D’un côté, l’Italie, ses chansons d’émigrants, ses tarentelles obsédantes ; de l’autre, le monde des travailleurs, des ouvriers, de l’usine. Ancrages. Ancrage géographique, ancrage social.

Un titre improbable : LOCACCMACCAM. « LOC » pour locomotive, « ACC » pour accordéon, « MAC » pour machine à coudre, « CAM » pour caméra. Comment mieux dire ses obsessions ? Comment le dire en moins de mots ? Un seul mot pour dire différentes formes du destin. Marc Perrone écrit : « Il y a dans leur fonctionnement quelque chose d’inexorable, presque d’implacable ». Parfois, sous des apparences légères, sans avoir l’air d’y toucher, sans se prendre au sérieux, la musique nous fait sentir ce que nous sommes et les forces qui nous dominent. Il y a de l’inconscient et du fatum là-dedans. Encore une histoire de racines.

samedi 8 avril

Aller – retour entre Pau et Hossegor dans la journée. Tout le long de la route, les murs des fermes sont chargés de glycines qui ont au moins vingt ans d’âge. Les villas d’Hossegor sont encore fleuries de mimosas qui seront bientôt remplacés par les lilas et les arbres de Judée. Nous déjeunons sur la place des Landais, au « Mar y Sol » : moules – frites, crème brûlée, pichet de vin blanc. Des moineaux viennent sur notre table nous disputer de la mie de pain. Le repas n’est pas gastronomique, mais le fond de l’air n’est pas frais. L’océan est d’huile, quelques bateaux blancs sont posés comme des virgules sur la page bleue ; il n’y a pas un souffle de vent. Des couples de retraités, d’une part, et des couples avec des enfants non scolarisés, d’autre part, se baladent en musardant. Il n’y a pas de gens en âge d’être d’étudiants, car ils sont occupés à bloquer leurs universités ou à rattraper les cours annulés depuis plusieurs semaines. Est-ce cela l’avant-révolution ?

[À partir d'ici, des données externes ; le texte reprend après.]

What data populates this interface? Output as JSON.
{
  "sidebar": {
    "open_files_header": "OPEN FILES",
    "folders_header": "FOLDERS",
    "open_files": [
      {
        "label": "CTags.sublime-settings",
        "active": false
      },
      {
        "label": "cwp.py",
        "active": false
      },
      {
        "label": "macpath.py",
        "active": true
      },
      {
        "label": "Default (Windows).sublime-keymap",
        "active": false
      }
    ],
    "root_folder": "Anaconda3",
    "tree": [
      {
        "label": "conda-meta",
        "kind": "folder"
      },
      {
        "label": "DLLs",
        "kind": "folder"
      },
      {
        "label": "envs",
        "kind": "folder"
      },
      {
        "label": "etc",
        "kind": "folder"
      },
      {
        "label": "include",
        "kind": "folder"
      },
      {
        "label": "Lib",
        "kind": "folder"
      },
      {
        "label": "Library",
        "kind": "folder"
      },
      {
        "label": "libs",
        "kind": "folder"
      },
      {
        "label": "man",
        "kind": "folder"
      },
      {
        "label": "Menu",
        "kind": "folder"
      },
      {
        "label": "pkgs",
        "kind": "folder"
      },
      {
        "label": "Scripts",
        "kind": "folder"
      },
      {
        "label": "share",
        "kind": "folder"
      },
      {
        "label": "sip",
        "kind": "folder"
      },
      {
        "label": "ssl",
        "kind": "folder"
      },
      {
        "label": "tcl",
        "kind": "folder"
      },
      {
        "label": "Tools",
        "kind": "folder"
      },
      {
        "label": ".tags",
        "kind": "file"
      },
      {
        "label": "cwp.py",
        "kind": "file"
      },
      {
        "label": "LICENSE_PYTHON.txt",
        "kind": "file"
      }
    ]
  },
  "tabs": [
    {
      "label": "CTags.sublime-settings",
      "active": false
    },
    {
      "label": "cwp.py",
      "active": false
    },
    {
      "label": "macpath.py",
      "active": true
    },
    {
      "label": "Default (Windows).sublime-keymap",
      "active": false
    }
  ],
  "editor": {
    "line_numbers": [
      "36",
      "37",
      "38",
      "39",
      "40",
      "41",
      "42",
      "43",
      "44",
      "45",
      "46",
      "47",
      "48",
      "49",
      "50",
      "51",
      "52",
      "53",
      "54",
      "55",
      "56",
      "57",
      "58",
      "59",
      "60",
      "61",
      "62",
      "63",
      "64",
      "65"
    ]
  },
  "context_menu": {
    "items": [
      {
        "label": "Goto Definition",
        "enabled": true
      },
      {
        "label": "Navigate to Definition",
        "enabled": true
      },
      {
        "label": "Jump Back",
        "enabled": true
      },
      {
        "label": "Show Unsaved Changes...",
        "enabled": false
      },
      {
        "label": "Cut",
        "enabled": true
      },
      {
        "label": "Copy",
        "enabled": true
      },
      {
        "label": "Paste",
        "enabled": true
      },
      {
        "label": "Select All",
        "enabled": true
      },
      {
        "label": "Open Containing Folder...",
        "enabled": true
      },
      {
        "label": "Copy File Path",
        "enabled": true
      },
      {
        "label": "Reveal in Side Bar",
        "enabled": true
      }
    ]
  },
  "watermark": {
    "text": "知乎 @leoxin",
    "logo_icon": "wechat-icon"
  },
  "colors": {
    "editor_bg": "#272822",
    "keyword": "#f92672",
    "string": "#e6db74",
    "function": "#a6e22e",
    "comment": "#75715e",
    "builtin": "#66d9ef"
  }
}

A la fin des années 60 et au début des années 70, nous avons vécu à Marrakech. Nous n’oublierons jamais notre émerveillement en découvrant un certain matin de chaque printemps la beauté explosive des Jacarandas mauves sur l’avenue Mohamed V.

- « Marc Perrone / Jacaranda », Rue bleue / Le Chant du Monde, 1995. Enregistré en public au Théâtre du Petit Montparnasse, à Paris, au cours de vingt-neuf concerts, entre le 1er mars et le 2 avril 1994.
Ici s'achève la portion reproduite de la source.